The best cure for any disease is prevention.  At the first signs of illness or injury, admit it and go to the doctor.  The key to cleansing and healing for one whose wounds are still open and incurable after much time has passed, or after we thought that we had dealt with a matter, is again first of all to confess that we are not well.  The place to go is the cross of our Lord.  He Himself was stricken by God for our transgressions.  He knows what it is to be rejected; He came to heal the sick and cleanse the lepers (Mt. 11:5).  Yeshua touched the unclean leper who cried out to Him.  He touched him –He accepted his person.  The Son of Man loved him with the love of God the Father.  We are called to do the same for those who ask.

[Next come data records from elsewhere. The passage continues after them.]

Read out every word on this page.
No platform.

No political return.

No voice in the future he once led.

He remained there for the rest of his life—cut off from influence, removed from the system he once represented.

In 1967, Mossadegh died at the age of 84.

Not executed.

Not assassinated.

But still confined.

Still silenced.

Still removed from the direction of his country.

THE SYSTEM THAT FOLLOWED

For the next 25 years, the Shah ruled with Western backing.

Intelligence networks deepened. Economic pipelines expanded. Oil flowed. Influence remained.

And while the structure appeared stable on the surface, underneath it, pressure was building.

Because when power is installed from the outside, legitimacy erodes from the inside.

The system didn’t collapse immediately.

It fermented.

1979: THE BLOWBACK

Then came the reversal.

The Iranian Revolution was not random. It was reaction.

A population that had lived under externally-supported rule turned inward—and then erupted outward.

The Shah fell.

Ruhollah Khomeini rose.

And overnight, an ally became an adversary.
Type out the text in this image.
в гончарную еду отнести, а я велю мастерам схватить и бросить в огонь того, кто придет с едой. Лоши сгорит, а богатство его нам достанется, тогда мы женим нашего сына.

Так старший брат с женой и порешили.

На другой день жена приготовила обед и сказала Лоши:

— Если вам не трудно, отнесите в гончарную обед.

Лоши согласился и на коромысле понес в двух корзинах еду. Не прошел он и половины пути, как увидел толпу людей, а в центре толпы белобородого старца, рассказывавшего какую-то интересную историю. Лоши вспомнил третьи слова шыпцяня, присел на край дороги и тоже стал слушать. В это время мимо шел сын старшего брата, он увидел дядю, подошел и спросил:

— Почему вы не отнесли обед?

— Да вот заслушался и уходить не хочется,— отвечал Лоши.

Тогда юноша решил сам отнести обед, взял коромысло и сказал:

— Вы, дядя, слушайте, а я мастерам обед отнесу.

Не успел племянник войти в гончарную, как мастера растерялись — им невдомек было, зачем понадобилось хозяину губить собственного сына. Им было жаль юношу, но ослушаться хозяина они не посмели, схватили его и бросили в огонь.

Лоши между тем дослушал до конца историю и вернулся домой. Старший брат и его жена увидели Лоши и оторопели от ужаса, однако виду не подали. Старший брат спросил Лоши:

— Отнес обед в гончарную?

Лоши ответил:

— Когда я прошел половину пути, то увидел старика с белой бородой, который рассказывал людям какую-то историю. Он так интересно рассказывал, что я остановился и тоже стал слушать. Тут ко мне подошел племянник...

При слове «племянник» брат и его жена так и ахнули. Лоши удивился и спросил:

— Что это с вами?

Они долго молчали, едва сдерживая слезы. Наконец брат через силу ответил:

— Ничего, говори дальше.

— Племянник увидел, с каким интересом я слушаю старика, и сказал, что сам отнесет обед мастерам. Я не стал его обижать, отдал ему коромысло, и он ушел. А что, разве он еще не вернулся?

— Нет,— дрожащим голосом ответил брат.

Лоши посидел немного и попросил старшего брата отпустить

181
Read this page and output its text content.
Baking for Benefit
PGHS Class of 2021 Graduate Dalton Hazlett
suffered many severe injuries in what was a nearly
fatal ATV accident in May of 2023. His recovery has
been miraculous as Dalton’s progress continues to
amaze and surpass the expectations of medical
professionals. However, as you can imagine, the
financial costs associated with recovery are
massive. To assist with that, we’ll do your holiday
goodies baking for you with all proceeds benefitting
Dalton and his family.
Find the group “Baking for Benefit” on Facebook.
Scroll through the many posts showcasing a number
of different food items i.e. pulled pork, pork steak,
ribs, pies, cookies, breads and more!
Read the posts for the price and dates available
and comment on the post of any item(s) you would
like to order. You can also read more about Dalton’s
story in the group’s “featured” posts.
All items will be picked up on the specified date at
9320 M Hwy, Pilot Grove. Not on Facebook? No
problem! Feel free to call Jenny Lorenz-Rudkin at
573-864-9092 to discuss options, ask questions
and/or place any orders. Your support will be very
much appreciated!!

The apostle Jacob (James) tells us by the Holy Spirit to confess our sins to one another, praying for each other, so that we may be healed (James 5:16).

I want to quote here from a letter I received:

“As God’s servant you belong in only one of two places –in the battle on the front line, or (if you get wounded, which happens in battle) in the hospital getting well.  What many don’t realize is that, while the healing is always available, you have to take yourself to the door of the hospital and ask to be admitted.  Some get right up to the door and then, out of fear, pride, or unforgiveness, don’t go in.  They can’t go back to the battle, where they would be a burden in their condition.  So they wander around the countryside while the wound begins to fester.  After a long while they see a dangerous infection setting in and run back to the hospital in panic.  But by then it is too late –nothing can be done.  They can’t fight, they can’t get healed –they can only walk around as lepers, looking for other lepers to sympathize with them.  You must go to the cross with your wounds when I send you, or you will become a leper.”

[Let us all be quiet before the Lord and search our souls, bringing before Him our open wounds, which perhaps only you and He know about, and the raw wounds which have grown and infected others.  Now is the time to confess our transgressions before God that also prevent our healing.

Afterwards, those who want us to pray with you, come to the front row and we will pray together.]